Foster's right, the Kochs are as rich as gods and can do ANYTHING. Cato scholars could have a special lab to test their theories! I picture everything covered with gold... 14 KARAT GOLD! Maybe they'll turn Cato into a cool libertarian rocket!

*Cato has never needed your support more than now.
The Cato Institute has received a 4-star rating from Charity Navigator, America's largest and most-utilized independent evaluator of charities and non-profit organizations. In earning this four star rating, Cato has demonstrated exceptional fiscal responsibility and efficiency.
See that? Donate to the free-market champions and your cash dollars won't be lost in some elephant somewhere, it'll be spent with penny-pinching care on the elimination of the very idea of charity, you stupid asshole friend of liberty, you.

7 comments:

Big Bad Bald Bastard said...

Cato has never needed your support more than now.

MOOCHERS!

tigris said...

That they will fight to their dying day to remain irrelevant.

When obviously Libertarians could be totally relevant if they just quit pretending not to be Republicans!

wiley said...

Well, it always did strike me as strange that the Cato Institute appeared to be giving a lot of money to PBS--- if I'm remembering that correctly.

What the hell does a self-centered middle class white guy who is smart enough to jump through a few hoops; but not smart enough to be a serious competitor,have to do to get a break?

Sometimes this shit is confusing.

Substance McGravitas said...

I know there's a guy called Cato who sends PBS money, but I think this kind of thing is the general rule.

mikey said...

Back during the endless, grinding and altogether quite stupid health care legislation debate, I found myself engaged with a libertarian (here, let me help you - that's pronounced Fuck-ing ID-iot) on Facebook. He asked me for some documentation to back up my position so I sent him the regular links - Ezra Klein, Jon Cohn, Krugman, Atul Gawande - people who have thought and written extensively about health care policy.

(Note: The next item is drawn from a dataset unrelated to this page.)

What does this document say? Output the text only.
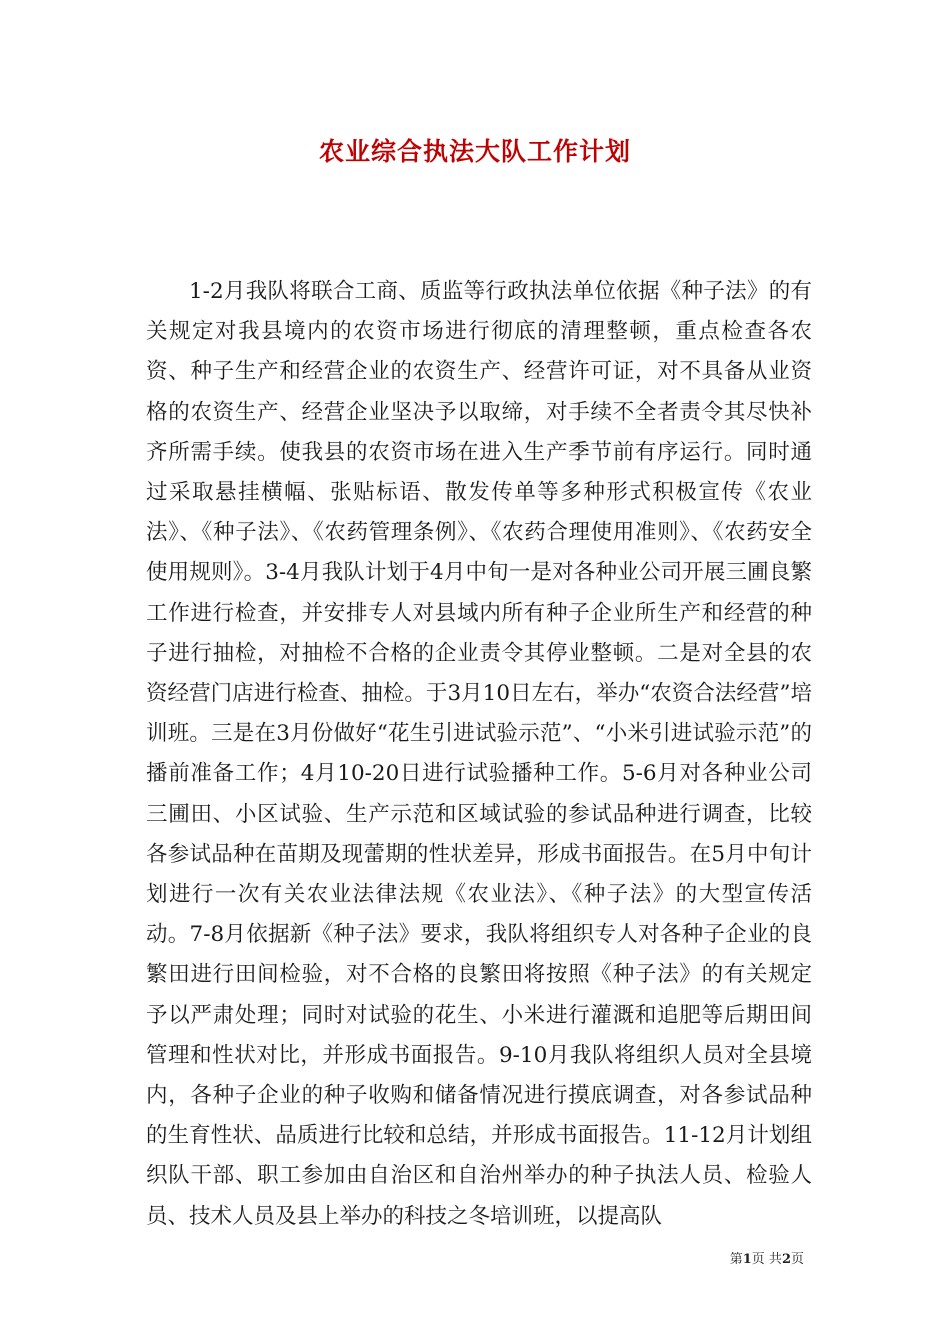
农业综合执法大队工作计划

1-2月我队将联合工商、质监等行政执法单位依据《种子法》的有关规定对我县境内的农资市场进行彻底的清理整顿，重点检查各农资、种子生产和经营企业的农资生产、经营许可证，对不具备从业资格的农资生产、经营企业坚决予以取缔，对手续不全者责令其尽快补齐所需手续。使我县的农资市场在进入生产季节前有序运行。同时通过采取悬挂横幅、张贴标语、散发传单等多种形式积极宣传《农业法》、《种子法》、《农药管理条例》、《农药合理使用准则》、《农药安全使用规则》。3-4月我队计划于4月中旬一是对各种业公司开展三圃良繁工作进行检查，并安排专人对县域内所有种子企业所生产和经营的种子进行抽检，对抽检不合格的企业责令其停业整顿。二是对全县的农资经营门店进行检查、抽检。于3月10日左右，举办“农资合法经营”培训班。三是在3月份做好“花生引进试验示范”、“小米引进试验示范”的播前准备工作；4月10-20日进行试验播种工作。5-6月对各种业公司三圃田、小区试验、生产示范和区域试验的参试品种进行调查，比较各参试品种在苗期及现蕾期的性状差异，形成书面报告。在5月中旬计划进行一次有关农业法律法规《农业法》、《种子法》的大型宣传活动。7-8月依据新《种子法》要求，我队将组织专人对各种子企业的良繁田进行田间检验，对不合格的良繁田将按照《种子法》的有关规定予以严肃处理；同时对试验的花生、小米进行灌溉和追肥等后期田间管理和性状对比，并形成书面报告。9-10月我队将组织人员对全县境内，各种子企业的种子收购和储备情况进行摸底调查，对各参试品种的生育性状、品质进行比较和总结，并形成书面报告。11-12月计划组织队干部、职工参加由自治区和自治州举办的种子执法人员、检验人员、技术人员及县上举办的科技之冬培训班，以提高队

第1页 共2页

Well, he came back and told me that he couldn't even be bothered to read them because they were all liberals and he sent me six links to six different articles - every god damn one of them from Cato.

I swear to you there is simply nothing dumber than a libertarian...

Substance McGravitas said...

It's not like those guys are the Red Brigades, for god's sake.

Smut Clyde said...

They could also be seeking to turn the Republican Party into an arm of the libertarian movement.

I suspect that this would involve packing the Republican Party with libertarians rather than vice versa.

Whichever way the Kochs' takeover bid is operating in, it involves subterfuge and the dishonest portrayal of the taken-over group as something it is not, in order to advance the agenda of the taking-over group more effectively than it could be advanced honestly.* Sanchez might cling to the outmoded concepts of 'scruples' and 'integrity' and not wish to be involved. These concepts seem to be alien to Daniel Foster; he is literally unable to imagine them.

* Or "they could be advanced honestly," if you hold to the view that 'agenda' is a plural.